The Great Unknown. Independence Day in Finland.

Look, there's a TANK outside!

On TV, the Finnish celebrities and politicians are being asked, every year on Dec 6, "what does the independence mean to you?"

Should I answer that, I'd say that given the current political situation on the other side of the Eastern border of our little but independent country, independence means duty to me.

We Finns have a duty to help to the oppressed. The ones to whom independence is yet a dream. We have to value peace, freedom of speech, and rule of law, and make a point in all international fora that others should value them too. (And I do not mean only Russia, but countries like Turkey or the USA, too.)

Independence in not just an achievement of wars fought in history. It is very much today, and it must be fought for again and again. Independence is a duty, and a tool.
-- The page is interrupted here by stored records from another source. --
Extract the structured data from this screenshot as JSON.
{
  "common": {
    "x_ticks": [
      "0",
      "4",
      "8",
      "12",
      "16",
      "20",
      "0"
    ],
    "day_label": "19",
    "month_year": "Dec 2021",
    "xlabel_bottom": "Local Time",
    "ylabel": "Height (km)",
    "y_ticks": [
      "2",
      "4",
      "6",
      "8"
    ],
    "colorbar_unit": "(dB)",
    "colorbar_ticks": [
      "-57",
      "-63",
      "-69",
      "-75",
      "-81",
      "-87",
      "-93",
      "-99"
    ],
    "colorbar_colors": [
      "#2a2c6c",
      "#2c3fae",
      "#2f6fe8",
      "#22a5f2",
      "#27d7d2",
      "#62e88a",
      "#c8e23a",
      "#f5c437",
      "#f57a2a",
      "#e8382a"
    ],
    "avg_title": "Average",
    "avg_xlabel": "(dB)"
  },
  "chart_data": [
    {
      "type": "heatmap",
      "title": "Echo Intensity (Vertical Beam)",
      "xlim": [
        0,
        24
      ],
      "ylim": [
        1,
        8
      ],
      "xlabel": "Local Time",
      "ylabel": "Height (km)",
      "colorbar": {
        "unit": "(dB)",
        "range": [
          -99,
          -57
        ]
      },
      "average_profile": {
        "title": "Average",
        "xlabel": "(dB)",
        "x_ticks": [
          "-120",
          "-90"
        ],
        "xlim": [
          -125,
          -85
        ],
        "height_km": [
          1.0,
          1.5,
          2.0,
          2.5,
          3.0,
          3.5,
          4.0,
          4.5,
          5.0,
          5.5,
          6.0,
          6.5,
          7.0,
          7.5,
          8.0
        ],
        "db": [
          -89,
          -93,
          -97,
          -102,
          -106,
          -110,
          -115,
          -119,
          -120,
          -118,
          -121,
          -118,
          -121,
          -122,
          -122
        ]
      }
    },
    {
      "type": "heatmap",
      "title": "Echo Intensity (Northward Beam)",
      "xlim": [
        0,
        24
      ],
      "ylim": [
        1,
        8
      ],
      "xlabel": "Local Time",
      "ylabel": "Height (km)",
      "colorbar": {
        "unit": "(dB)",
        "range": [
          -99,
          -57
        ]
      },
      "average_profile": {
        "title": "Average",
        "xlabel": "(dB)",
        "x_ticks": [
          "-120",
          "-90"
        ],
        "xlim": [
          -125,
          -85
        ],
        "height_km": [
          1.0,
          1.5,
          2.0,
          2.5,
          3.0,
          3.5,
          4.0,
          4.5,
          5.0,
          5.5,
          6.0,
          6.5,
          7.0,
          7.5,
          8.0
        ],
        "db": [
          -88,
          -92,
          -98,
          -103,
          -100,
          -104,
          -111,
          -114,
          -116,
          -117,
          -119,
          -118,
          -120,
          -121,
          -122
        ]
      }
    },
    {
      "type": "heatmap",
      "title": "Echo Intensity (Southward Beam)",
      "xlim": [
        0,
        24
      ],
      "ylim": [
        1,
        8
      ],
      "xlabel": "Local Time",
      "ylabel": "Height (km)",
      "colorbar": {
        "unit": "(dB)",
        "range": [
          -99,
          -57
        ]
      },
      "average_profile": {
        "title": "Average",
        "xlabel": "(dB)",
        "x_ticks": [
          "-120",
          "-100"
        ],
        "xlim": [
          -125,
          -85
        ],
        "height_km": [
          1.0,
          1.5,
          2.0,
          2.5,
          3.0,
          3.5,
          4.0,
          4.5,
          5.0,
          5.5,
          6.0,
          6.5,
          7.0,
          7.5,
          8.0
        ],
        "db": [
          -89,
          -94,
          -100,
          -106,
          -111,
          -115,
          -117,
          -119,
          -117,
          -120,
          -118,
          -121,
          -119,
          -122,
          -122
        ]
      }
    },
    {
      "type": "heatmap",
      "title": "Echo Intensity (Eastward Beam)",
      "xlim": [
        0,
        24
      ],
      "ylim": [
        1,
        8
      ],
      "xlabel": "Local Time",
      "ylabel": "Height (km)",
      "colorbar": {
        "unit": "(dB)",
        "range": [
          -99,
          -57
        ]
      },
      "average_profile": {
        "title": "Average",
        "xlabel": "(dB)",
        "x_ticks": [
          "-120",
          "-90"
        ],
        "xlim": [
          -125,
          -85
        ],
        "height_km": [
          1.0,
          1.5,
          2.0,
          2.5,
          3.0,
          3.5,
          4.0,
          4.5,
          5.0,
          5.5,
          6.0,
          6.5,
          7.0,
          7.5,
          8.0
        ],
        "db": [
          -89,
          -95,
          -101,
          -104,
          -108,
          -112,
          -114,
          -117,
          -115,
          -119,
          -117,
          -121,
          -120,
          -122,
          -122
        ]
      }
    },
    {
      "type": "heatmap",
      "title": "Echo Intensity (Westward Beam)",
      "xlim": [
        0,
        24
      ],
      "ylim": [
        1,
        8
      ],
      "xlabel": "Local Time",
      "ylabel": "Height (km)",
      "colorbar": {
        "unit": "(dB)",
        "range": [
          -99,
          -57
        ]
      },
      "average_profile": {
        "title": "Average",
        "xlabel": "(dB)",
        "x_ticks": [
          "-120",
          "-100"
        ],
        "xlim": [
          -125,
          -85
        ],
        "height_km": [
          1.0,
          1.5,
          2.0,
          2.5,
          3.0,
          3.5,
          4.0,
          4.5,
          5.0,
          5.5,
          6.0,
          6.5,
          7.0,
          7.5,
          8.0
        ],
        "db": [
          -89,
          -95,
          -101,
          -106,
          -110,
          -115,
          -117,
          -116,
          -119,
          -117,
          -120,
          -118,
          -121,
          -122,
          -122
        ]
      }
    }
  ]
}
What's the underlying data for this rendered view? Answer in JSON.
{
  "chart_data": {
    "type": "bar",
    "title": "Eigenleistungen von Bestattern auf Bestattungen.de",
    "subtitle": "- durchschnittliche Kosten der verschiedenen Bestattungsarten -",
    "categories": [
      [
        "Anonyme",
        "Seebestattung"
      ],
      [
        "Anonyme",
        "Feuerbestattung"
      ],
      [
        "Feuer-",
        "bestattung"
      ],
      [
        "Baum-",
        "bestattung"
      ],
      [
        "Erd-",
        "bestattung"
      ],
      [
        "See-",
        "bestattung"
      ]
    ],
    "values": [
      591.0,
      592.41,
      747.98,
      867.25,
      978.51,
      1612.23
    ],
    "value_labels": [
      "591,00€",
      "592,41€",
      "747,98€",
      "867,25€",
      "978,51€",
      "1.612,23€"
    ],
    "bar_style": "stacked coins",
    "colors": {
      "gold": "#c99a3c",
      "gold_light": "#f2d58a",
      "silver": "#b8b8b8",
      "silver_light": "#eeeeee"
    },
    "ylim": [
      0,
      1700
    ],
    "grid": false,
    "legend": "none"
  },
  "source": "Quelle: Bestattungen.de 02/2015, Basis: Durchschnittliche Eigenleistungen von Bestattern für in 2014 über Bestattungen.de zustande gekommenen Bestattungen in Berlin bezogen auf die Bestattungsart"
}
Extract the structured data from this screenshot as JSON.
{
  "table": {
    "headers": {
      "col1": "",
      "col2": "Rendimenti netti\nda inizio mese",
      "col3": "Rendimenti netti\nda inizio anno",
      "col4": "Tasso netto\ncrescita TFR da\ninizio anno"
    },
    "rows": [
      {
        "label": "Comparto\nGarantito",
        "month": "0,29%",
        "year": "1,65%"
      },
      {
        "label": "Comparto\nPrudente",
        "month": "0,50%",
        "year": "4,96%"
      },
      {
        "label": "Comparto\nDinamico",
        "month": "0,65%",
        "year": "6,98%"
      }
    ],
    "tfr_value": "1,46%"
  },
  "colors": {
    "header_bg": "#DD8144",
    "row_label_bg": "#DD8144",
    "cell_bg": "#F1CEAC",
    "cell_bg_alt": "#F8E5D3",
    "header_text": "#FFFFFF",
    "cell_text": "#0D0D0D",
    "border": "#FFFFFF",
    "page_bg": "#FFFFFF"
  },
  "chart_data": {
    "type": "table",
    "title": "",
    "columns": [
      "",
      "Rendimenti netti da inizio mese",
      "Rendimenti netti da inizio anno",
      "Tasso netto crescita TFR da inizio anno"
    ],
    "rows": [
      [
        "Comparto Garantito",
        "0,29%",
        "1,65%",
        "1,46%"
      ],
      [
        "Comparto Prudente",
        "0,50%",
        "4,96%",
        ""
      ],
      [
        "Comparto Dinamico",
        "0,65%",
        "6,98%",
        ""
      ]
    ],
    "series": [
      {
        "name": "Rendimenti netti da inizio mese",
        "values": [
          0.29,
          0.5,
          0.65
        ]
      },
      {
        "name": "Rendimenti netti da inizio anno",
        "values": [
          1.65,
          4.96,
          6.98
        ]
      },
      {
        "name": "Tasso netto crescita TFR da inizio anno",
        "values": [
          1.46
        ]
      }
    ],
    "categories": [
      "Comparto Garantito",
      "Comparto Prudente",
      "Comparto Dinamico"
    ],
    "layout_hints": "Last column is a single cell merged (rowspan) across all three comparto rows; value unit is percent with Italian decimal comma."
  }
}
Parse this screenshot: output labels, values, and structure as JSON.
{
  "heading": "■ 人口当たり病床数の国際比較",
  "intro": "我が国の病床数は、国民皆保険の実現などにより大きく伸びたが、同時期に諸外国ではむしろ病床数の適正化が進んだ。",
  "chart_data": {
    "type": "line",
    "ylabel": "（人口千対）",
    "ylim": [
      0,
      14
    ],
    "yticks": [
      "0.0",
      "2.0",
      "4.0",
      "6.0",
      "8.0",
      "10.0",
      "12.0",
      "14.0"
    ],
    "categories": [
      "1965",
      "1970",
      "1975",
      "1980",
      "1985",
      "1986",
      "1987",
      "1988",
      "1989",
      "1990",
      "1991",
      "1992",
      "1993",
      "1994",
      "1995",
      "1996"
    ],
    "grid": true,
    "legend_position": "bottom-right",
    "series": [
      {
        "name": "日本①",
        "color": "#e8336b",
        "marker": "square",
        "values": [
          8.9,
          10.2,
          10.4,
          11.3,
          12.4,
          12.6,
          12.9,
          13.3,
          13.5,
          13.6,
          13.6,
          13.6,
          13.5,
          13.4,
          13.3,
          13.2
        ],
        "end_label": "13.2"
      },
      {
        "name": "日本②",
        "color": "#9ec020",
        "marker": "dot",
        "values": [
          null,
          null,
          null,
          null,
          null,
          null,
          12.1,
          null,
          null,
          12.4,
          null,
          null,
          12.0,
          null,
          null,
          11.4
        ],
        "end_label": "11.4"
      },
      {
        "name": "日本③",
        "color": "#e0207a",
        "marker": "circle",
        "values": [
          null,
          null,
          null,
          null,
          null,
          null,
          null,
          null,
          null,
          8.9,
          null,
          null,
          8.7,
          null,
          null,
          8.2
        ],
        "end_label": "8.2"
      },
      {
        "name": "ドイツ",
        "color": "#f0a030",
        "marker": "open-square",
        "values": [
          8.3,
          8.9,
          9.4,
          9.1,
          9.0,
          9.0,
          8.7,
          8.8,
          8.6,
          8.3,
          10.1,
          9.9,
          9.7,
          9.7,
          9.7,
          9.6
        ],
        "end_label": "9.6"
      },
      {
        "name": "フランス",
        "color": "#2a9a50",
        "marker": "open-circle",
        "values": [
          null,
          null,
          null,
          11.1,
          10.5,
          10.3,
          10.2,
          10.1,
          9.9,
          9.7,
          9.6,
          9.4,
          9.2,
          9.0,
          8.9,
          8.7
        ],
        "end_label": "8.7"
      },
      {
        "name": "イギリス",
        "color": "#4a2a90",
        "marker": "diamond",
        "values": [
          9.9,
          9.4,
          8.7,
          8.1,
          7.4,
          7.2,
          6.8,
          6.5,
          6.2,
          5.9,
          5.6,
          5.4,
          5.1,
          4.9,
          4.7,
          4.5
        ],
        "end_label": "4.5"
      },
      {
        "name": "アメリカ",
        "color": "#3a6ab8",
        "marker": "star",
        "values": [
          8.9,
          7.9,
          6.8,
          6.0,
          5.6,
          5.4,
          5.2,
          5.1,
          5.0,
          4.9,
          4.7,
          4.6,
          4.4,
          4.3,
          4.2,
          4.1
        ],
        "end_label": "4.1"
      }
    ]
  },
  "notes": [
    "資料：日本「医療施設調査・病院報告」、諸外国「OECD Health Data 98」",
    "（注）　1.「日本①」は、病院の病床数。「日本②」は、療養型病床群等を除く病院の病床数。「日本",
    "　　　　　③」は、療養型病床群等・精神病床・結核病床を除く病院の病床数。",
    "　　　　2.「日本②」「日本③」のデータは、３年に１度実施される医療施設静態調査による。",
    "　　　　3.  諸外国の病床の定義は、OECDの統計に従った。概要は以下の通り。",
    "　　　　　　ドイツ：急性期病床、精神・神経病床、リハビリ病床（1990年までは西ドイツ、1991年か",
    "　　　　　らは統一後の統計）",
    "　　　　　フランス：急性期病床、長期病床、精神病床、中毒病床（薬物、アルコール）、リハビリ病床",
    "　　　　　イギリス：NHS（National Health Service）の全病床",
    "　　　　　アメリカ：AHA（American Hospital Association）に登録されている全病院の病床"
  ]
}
If others can not speak up and fight for their rights, we have to.

Because we can.

When we Finns talk about "the Unknown", we are not necessarily interested in life after death or any other twilight zone mysteries. No, we discuss the book called "The Unknown Soldier", written by Väinö Linna, or the films based on the book, the best of which I am watching right know, directed by Edwin Laine.

It is a basic war story, but also like a thriller. The plot is simple: a bunch of guys, from various parts of Finland –– speaking in various funny dialects –– fight Russians, and die one by one.

But the atmosphere is so strong and the characters so well-built that I always admire its power and wisdom.

I would have missed the film, but luckily I read Sedis blog and was reminded, just before it started.

Imbi Paju was yesterday at Koko theater after Putin's Russia, the play. Imbi quoted Stalin, who used to say, "No people, no problem". How very practical indeed.

There was also Pirjo Honkasalo, who has directed a touching and many times awarded documentary The 3 Rooms of Melancholia. With these tough ladies, and a young male journalist VR, we discussed the mystery of Russia.


Miss Funnybunny and I were having halloumi cheese from Cyprus, bratwurst from Nürnberg (Nuremberg), Germany, and bad, tasteless Finnish potatoes for lunch. Cyprus was on our table because the Finnish Peace Keeping Forces were another theme of today.

No – dream on, there was halloumi because I like it.

And the bratwursts were because Odelius from Germany is in Finland now! Was good to see you, dear.